Произнеся сию немногословную, но зажигательную речь, отчаянный католик одним духом осушил кубок, после чего безжалостно швырнул его на каменный пол. Радужным фонтаном брызнули мелкие хрустальные осколки. Все остальные, включая венгров с Радзивиллом, также не удержались от соблазна и вдарили своими чарами о гранитные плиты с такой силой, что звон разбитого стекла сделался похож на пистолетную пальбу.
Волович, услыхав последние слова Замойского, невольно замер и сжал пальцы, да так, что кубок треснул, а на рукав его нарядного камзола покатились красные, как свежепролитая кровь, капли вина.
– Началось. И зачем я на Еленин уговор поддался – это ж надо от любви так одуреть, чтоб своей волею забраться в волчье логово, – с запоздалым раскаянием подумал он. – Верно мудрые люди говорят – жену слушай, но поступай ее советам вопреки. Еленка, правда, тоже хороша. Еще вчера босая бегала, цветы в лугах собирала, а теперь дня не может без выезда в Варшаву прожить. «Вечно дома сидим, на людях не показываемся», – передразнил мысленно Станислав молодую красавицу-жену. – Вот и вышли в свет, попали в общество князей благородных. Да на лесной дороге с разбойничьей ватагой иль волчьей стаей встретиться куда безопаснее.
Вспомнив про жену, Волович еще более встревожился. Уж он-то был наслышан о любовных похождениях Вишневецкого и его друзей.
Однако, будучи человеком далеко не робким, князь тут же устыдился своего малодушия.
– Эко меня разобрало, видать, и впрямь старею, коль испугался Казимира. Нет, какой бы вурдалак он ни был, но тронуть гостя в своем доме не посмеет, это ж несмываемый позор, а Вишневецкий явно метит в короли. Просто так такой скупец шляхту спаивать не будет. Так что из Варшавы мы с Еленкой вырвемся, а там…
Станислав довольно усмехнулся. У городских ворот их дожидался тесть – славный полковник Озорчук с отрядом прошедших под его началом огни и воды литовских шляхтичей.

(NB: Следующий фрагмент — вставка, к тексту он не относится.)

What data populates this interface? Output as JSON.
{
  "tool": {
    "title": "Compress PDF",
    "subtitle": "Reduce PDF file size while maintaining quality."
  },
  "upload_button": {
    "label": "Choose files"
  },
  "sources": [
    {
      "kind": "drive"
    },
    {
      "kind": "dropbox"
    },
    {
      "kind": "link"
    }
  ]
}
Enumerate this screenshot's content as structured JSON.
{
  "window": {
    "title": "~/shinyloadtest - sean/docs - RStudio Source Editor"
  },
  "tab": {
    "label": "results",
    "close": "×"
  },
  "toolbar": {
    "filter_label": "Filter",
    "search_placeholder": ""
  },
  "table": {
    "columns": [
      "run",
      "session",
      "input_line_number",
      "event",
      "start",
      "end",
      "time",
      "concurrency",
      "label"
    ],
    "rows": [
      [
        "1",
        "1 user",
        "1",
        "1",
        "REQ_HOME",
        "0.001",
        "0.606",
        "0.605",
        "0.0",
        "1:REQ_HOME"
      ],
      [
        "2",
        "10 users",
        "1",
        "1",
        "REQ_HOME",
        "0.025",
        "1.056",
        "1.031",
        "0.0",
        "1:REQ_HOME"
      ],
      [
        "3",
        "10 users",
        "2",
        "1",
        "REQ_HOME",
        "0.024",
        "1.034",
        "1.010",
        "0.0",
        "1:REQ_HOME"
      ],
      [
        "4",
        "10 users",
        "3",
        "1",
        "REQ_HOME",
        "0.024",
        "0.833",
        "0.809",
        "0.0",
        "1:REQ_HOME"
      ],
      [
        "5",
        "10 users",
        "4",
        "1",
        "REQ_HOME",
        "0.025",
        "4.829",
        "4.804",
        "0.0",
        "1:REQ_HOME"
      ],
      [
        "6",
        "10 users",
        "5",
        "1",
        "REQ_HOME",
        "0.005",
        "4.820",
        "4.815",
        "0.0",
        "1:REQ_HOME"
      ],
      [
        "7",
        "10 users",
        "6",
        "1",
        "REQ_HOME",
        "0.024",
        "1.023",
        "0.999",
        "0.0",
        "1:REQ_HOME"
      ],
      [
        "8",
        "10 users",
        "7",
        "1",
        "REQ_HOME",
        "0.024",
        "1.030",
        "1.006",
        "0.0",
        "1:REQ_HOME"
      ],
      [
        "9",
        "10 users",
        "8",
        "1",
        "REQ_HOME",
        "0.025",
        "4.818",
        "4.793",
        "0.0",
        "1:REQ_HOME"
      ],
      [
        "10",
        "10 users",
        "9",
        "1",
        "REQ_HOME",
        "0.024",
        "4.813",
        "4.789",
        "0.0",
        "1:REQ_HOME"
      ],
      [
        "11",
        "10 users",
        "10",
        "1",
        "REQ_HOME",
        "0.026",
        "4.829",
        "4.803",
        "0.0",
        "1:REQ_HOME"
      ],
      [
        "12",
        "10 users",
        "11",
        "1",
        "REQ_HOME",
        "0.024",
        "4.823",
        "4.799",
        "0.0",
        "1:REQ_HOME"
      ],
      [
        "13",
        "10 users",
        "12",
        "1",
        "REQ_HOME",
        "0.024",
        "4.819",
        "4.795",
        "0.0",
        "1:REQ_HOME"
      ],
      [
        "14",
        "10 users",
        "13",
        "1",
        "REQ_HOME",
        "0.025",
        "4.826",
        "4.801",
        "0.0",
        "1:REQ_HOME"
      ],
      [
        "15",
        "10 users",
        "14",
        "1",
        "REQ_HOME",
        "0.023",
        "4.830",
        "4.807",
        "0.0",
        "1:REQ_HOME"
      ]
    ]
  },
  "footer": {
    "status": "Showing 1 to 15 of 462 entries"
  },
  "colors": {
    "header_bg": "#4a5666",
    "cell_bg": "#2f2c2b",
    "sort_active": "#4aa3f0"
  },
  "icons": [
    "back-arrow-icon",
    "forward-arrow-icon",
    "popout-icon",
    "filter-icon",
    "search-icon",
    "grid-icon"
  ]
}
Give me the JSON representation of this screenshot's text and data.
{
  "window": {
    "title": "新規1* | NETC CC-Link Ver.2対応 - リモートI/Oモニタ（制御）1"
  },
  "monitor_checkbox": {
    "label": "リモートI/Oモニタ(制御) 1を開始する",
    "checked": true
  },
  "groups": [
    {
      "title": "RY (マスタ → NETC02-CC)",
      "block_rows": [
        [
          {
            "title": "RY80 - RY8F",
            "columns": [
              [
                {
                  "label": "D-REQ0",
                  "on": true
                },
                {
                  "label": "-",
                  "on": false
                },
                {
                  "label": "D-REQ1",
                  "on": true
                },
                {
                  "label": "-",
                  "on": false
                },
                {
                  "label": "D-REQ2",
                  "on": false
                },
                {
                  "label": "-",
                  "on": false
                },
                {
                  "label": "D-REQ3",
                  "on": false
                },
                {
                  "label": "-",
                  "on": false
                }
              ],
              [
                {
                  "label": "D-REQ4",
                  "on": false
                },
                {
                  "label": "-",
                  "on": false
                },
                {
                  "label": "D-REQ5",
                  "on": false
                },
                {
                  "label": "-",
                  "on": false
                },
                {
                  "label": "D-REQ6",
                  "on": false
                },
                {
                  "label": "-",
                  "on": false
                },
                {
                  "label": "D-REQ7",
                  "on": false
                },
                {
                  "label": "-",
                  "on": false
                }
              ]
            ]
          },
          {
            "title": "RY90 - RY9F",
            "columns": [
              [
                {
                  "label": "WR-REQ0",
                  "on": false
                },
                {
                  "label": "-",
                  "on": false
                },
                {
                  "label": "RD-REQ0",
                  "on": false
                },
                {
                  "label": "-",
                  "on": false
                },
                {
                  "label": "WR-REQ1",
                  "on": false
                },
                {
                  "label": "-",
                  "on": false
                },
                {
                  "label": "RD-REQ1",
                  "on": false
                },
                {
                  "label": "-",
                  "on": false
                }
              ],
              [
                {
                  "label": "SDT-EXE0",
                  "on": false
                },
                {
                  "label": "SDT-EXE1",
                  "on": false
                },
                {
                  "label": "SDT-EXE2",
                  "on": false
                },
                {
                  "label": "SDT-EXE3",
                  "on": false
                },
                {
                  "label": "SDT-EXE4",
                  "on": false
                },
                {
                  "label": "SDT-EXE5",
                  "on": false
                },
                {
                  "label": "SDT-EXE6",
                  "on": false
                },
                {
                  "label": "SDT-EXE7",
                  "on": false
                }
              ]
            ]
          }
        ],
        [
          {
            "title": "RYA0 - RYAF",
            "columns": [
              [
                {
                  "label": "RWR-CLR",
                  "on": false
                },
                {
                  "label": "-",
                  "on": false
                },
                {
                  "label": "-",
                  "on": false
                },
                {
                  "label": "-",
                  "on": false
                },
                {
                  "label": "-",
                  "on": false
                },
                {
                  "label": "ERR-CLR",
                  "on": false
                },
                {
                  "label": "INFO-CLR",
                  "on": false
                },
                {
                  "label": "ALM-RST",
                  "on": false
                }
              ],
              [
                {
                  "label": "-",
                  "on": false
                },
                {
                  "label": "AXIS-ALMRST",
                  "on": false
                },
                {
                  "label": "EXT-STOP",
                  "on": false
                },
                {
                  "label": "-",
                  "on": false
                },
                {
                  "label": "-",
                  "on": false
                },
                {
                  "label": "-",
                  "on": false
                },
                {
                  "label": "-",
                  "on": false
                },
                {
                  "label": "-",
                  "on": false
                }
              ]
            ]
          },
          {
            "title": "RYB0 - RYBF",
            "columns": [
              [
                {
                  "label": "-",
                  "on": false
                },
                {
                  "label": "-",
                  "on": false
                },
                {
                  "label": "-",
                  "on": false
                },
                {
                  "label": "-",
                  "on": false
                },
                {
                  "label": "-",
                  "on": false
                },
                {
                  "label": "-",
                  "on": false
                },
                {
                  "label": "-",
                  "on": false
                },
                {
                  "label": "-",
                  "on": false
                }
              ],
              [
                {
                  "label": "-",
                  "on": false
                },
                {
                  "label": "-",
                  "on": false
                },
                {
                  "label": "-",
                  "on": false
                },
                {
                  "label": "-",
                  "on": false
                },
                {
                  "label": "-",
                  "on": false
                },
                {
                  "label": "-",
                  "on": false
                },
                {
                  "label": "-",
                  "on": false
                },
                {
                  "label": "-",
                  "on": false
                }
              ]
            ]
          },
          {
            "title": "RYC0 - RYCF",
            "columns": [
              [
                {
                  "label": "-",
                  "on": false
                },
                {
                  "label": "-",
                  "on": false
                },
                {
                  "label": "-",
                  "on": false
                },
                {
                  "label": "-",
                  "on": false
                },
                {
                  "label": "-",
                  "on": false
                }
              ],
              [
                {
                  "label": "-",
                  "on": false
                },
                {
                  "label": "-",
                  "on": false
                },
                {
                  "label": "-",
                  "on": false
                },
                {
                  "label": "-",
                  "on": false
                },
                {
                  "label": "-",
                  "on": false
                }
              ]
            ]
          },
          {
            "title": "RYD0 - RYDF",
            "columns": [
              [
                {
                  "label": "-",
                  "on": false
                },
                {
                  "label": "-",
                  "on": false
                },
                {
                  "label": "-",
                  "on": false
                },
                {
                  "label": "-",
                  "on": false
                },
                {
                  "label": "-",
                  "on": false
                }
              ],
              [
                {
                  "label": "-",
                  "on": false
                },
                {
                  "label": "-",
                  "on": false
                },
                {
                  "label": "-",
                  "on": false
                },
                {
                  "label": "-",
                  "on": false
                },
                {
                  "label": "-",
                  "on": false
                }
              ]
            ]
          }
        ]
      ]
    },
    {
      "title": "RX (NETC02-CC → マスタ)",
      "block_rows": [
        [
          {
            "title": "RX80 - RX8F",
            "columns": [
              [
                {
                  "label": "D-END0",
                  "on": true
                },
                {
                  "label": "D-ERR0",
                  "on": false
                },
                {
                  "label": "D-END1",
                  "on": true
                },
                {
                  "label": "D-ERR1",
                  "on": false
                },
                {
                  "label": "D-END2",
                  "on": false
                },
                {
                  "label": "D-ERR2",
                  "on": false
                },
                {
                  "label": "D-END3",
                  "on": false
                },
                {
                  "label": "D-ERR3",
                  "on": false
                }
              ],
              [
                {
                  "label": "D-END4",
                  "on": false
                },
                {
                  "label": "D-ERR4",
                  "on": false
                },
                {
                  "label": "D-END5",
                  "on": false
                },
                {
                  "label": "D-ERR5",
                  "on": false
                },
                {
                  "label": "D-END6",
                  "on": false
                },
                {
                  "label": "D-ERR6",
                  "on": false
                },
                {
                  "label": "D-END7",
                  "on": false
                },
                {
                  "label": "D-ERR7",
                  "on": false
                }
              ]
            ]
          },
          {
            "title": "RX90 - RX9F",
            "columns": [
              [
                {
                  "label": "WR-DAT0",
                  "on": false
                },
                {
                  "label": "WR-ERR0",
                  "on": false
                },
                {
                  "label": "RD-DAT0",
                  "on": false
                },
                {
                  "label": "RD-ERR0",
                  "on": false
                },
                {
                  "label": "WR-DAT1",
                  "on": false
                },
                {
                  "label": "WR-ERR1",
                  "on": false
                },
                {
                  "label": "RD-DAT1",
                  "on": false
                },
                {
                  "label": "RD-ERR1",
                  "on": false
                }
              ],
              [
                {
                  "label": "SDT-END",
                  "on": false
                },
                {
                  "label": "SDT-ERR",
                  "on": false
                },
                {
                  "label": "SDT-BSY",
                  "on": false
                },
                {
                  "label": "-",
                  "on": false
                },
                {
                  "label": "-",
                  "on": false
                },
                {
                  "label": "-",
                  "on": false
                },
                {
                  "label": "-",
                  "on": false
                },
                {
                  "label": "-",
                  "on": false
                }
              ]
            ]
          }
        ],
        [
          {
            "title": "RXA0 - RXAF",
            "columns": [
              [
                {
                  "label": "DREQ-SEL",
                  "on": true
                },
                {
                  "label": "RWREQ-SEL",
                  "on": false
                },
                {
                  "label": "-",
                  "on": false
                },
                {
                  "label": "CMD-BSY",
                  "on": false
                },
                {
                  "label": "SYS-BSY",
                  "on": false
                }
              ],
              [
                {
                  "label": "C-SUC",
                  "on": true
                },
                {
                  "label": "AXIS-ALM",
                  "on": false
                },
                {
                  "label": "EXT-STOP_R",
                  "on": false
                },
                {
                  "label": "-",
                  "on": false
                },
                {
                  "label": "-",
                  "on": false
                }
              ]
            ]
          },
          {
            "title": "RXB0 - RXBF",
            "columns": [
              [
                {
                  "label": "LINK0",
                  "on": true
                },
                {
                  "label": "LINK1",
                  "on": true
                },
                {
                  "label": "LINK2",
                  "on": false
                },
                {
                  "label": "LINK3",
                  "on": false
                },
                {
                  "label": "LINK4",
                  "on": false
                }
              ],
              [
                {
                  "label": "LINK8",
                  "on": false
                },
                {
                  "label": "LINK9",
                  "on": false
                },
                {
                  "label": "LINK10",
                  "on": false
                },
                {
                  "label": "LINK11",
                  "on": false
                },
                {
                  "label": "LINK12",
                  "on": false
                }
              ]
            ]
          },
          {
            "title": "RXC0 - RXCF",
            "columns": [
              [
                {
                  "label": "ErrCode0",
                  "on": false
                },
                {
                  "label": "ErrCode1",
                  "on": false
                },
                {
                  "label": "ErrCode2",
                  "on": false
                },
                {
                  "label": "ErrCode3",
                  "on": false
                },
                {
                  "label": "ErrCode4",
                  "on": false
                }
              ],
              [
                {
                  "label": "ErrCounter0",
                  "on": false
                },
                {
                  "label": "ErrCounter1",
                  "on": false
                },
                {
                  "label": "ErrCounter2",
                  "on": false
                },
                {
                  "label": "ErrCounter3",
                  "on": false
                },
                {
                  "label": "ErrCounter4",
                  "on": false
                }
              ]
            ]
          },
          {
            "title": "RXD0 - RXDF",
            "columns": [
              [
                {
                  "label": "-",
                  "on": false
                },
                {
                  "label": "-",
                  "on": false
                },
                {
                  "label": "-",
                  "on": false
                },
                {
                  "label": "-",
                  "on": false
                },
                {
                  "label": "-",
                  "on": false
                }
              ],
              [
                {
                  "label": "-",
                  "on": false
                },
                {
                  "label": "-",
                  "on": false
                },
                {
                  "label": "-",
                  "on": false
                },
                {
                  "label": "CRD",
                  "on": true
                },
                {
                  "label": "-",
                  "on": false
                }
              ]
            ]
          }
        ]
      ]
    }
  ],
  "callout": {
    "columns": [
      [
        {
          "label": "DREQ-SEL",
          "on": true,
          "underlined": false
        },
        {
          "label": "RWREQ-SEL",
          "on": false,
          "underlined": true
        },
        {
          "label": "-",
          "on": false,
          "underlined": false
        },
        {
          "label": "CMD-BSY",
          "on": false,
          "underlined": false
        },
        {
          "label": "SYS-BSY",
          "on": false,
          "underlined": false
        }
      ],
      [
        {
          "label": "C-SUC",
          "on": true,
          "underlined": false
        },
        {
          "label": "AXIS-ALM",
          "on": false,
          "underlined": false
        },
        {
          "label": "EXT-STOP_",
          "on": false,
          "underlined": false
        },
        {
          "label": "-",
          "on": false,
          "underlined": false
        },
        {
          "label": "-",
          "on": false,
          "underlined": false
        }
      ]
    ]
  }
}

– Меня-то Ян, конечно, малость недолюбливает, сказать по правде, есть за что, но за Елену не только Вишневецкому, но и Стефану-королю, случись в том надобность, без колебаний горло перережет. А потому бояться нечего, надо этим разудалым рыцарям их место указать, чай, пока еще не короли.
Засунув в карман руку, чтоб достать платок да утереть забрызганный вином рукав, князь прикоснулся к лежащей в нем папской грамоте и ощутил такой прилив сил да уверенности в своей правоте, что, не дожидаясь, пока улягутся страсти, как бы одобряя призыв Замойского, провозгласил:
– Истину изрек ты, князь Михай. К речам твоим, столь справедливым, даже добавить нечего. Действительно, сколько ж можно с лапотной Московией тягаться.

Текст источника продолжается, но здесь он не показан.